Wearing a light gray suit,
summer vest, gold watch chain,


he half turns and motions with his
right arm.  The others nod.


Startling is the silence:
birds chirping, slight rustle of leaves,
the men’s voices murmuring.  



Tax Day


John grew up on a farm,
close to the Indiana state line.
He told me that, back then,
there was a day in the year


-  I don’t remember which day –
when the State of Illinois
taxed all personal property
Photo from Pixabay
located in the state.  That


was key: “in the state” –
so , the day before,
every farmer for miles,
their sons and daughters,


wives, brothers-in-law,
would mount every tractor,
planter, reaper – every movable
machine of any type and order –


and drive – slowly, slowly,
and yet with a certain joy,
a certain festivity,
across the Indiana border.  





From Starks To Mt.
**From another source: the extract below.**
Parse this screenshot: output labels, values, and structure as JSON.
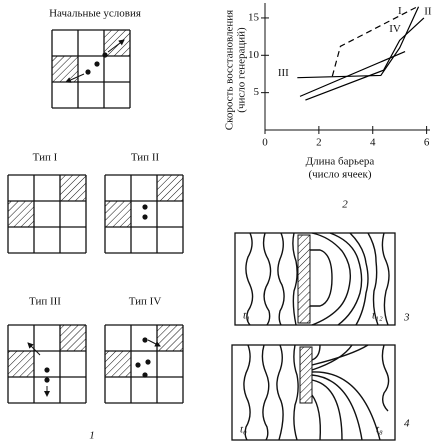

Carroll: March 4, 1968


    (Illinois Route 72)


(Starks)            Lone black branches bare
                against blue sky.
                A tree stands stark
                to mark the prairie and
                the arbitrary crossroads there.


(Genoa)            In Genoa, an empty factory,
                dark brick by the track.
                Beside it, a water tower’s
                skeleton, rusted black.


(the causeway)            Beyond, on a curve,
                the road lifts above the fields.
                Prairie grass flows down
                in waves of winter brown.


(Davis Junction)        Clapboard, streeted wide,
                white long ago when railroads pumped
                life in on tracks.  The stores
                wear the false fronts of their prime.
                Town-born storekeepers greet
                time-worn faces of dried,
                flowerless children.


(the Rock River)        The river is the center of the day.
                Here the road dips into a cup,
                green and cool in summer,
                but now, watered winter blue.


(the hill)            A sharp slight rise.
                For miles the land lies
                suddenly revealed.


(the hay)            Down from the hill the fields
                fill with golden overflow.
                Fresh mown haystacks dry
                in the dying sun, regimented
                in neat rows.
                        Such is the peace:
                war is a hundred years away,
                wears blue and tattered gray,
                in each town square stands monumented.